I talk to a lot of young actors and artists who are starting out, and try to give them advice. As I get older, I start to find this a bit funny; why do they listen to me? Isn’t this a world that is designed for them to operate in? What happened to out with the old, in with the new?
What possible help can a guy who built a career on cassette tapes, xerox copies and direct mail give to millennials in this digital age?
Apparently, in the case of some millennials, quite a bit!
Hustle is something that always wins. Whether one is passing out flyers in subway stations, (as I used to do long ago) or learning about a certain writer/producer by scrutinizing their Twitter feed today, hustle gets results.
It doesn’t matter how gray your hair is (and I have noticed the trend of some young people coloring their hair gray. Cheaters.) What matters is, are your goals important enough to you to get you into action and out of lethargy, procrastination and just plain laziness.
Yes, I said “lazy”. Is that a dirty word?
It’s easier today for young people to be lazy than ever before, I think, or to descend into some kind of trance via social media, video games or “medical” marijuana. (Where’s my medical scotch?)
When they do break free of their trance, often it isn’t pretty.
Unless they develop self-discipline, people don’t really get super motivated and busy with their dreams until they are actively threatened. Then, in a burst of rebellion they can discover enormous reserves of enthusiasm and energy that help them dig their way out of trouble, and sometimes into a better condition.
And at that exact moment, as they marvel at how much energy and drive they suddenly and magically possess, embarrassment hits them: why didn’t they ever use these reserves before?
Why does the roof have to be practically falling in on our heads before we decide to get up from watching reruns of Matlock?

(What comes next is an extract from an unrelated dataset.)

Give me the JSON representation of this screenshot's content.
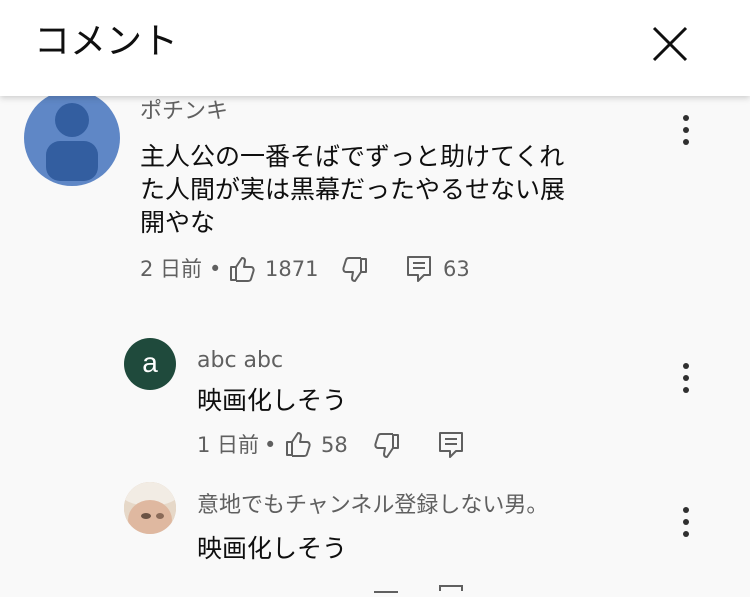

For whatever reasons of character or desperation, I’ve always hustled the next gig as an actor, and thrown myself as a matter of policy into demanding creative situations, rather than just sit around and wait.
As many on my mailing list will attest, I promote unsparingly and continuously, so that everyone I have ever met will have some idea of what I’m up to.

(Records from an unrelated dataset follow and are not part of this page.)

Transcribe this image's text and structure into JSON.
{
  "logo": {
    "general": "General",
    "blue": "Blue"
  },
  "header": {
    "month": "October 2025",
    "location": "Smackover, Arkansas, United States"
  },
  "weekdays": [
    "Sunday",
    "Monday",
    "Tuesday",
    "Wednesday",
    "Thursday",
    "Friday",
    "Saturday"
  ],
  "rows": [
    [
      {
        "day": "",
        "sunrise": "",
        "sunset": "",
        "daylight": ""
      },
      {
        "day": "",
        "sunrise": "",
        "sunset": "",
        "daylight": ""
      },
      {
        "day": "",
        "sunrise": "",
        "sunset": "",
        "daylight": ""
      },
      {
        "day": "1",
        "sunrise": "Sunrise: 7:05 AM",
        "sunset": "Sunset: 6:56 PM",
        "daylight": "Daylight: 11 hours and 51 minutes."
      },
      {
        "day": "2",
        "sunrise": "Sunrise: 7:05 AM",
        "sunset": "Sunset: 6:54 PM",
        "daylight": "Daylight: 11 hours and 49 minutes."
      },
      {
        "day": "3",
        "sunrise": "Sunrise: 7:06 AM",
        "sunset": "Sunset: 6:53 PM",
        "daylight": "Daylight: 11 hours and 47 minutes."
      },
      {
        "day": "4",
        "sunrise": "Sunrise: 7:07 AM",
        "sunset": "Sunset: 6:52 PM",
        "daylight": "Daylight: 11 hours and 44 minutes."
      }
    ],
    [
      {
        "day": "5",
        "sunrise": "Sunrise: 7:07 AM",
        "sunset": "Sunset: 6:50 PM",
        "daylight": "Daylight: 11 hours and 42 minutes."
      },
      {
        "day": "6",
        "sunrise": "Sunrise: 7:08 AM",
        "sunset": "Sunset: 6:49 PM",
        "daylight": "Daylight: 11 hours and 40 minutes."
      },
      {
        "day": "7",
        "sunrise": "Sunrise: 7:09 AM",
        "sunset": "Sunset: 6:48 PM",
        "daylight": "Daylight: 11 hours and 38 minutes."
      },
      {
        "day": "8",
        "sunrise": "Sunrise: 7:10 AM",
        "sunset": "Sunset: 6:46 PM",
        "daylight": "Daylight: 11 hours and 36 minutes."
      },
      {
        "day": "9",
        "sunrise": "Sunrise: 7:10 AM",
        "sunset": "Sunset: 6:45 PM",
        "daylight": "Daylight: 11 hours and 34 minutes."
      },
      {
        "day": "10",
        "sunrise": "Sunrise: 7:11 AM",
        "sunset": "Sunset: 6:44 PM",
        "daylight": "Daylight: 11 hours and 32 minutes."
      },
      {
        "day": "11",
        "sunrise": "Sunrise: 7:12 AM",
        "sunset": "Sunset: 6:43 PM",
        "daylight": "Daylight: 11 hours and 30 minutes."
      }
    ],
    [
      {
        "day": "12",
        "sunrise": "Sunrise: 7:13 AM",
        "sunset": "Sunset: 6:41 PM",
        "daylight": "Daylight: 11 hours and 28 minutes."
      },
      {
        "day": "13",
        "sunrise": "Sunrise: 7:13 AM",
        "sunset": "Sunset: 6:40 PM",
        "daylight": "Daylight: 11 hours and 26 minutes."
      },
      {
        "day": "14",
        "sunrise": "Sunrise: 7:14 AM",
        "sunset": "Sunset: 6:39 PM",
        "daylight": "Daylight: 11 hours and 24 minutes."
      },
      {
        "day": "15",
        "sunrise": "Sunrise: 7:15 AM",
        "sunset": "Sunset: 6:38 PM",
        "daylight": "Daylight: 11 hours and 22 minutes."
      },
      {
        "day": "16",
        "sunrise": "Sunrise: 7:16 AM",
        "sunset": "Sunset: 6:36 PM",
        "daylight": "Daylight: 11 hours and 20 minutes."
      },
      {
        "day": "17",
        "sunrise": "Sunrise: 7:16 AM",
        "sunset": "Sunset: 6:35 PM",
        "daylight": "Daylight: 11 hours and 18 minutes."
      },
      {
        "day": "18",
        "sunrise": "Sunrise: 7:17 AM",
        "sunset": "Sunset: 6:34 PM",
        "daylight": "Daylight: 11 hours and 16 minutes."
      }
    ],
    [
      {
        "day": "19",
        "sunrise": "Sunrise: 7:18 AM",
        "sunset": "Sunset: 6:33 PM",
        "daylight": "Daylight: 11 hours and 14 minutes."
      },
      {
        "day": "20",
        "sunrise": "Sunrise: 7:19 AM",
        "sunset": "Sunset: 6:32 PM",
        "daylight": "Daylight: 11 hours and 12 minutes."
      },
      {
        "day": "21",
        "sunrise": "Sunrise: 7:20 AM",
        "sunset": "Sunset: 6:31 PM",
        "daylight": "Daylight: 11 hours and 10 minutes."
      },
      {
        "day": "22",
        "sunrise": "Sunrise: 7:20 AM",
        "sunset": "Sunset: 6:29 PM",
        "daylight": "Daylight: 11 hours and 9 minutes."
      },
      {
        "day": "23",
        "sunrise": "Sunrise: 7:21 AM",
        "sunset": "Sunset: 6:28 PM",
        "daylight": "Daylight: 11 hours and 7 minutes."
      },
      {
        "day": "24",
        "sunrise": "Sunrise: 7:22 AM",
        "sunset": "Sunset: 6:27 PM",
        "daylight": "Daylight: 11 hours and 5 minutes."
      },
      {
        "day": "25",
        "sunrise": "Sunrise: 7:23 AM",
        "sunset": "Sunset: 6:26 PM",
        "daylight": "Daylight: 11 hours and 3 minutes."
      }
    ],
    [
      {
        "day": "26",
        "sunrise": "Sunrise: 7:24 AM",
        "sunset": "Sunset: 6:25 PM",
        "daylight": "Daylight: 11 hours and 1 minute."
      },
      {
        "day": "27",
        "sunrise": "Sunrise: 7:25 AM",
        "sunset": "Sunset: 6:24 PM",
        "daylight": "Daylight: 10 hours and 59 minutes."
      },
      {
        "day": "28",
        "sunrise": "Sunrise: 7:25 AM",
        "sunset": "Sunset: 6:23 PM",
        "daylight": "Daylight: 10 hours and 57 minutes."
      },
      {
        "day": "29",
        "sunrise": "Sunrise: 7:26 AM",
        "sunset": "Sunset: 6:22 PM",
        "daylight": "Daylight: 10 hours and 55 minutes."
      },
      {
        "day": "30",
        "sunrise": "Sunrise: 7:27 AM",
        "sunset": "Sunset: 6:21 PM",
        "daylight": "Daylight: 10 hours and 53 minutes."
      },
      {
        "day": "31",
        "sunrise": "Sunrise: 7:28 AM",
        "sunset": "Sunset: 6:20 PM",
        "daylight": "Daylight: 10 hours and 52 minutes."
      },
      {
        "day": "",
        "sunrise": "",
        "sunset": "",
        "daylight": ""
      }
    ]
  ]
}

(At this point, I have to give a special shout out to one of my longest mailing list addressees, a man who hired me on my very first professional acting job for BMW Motorcycles, Gerry Bill. He’s been receiving my mailings, in paper, VHS tape and digital form since 1986, and he just wrote to me the other day about my Father’s Day blog. Love you, Gerry!)
A survey I fill out from time to time has a question about whether young people today have more advantages than earlier generations. I used to answer that question in the negative, but no longer. Because of the Internet, the opportunities for young people are much greater than when I was growing up… especially IF they hustle.
But that goes for old folks, too. As entrepreneur Gary Vaynerchuk points out, people are living a lot longer these days, and staying in the workforce, (by choice or necessity) a lot longer too.
If you are in your fifties, like me, once upon a time you thought being 50 meant feeling like the passenger on an airplane does when the captain comes on the PA to announce “Folks, we’ve started our DEscent into LAX…aaaaaaand looks like we’ll be on the ground in about… 20 minutes…” as if the trip was drawing to an end.
Turns out, with modern medicine and healthier practices, we might be circling that runway for QUITE a while.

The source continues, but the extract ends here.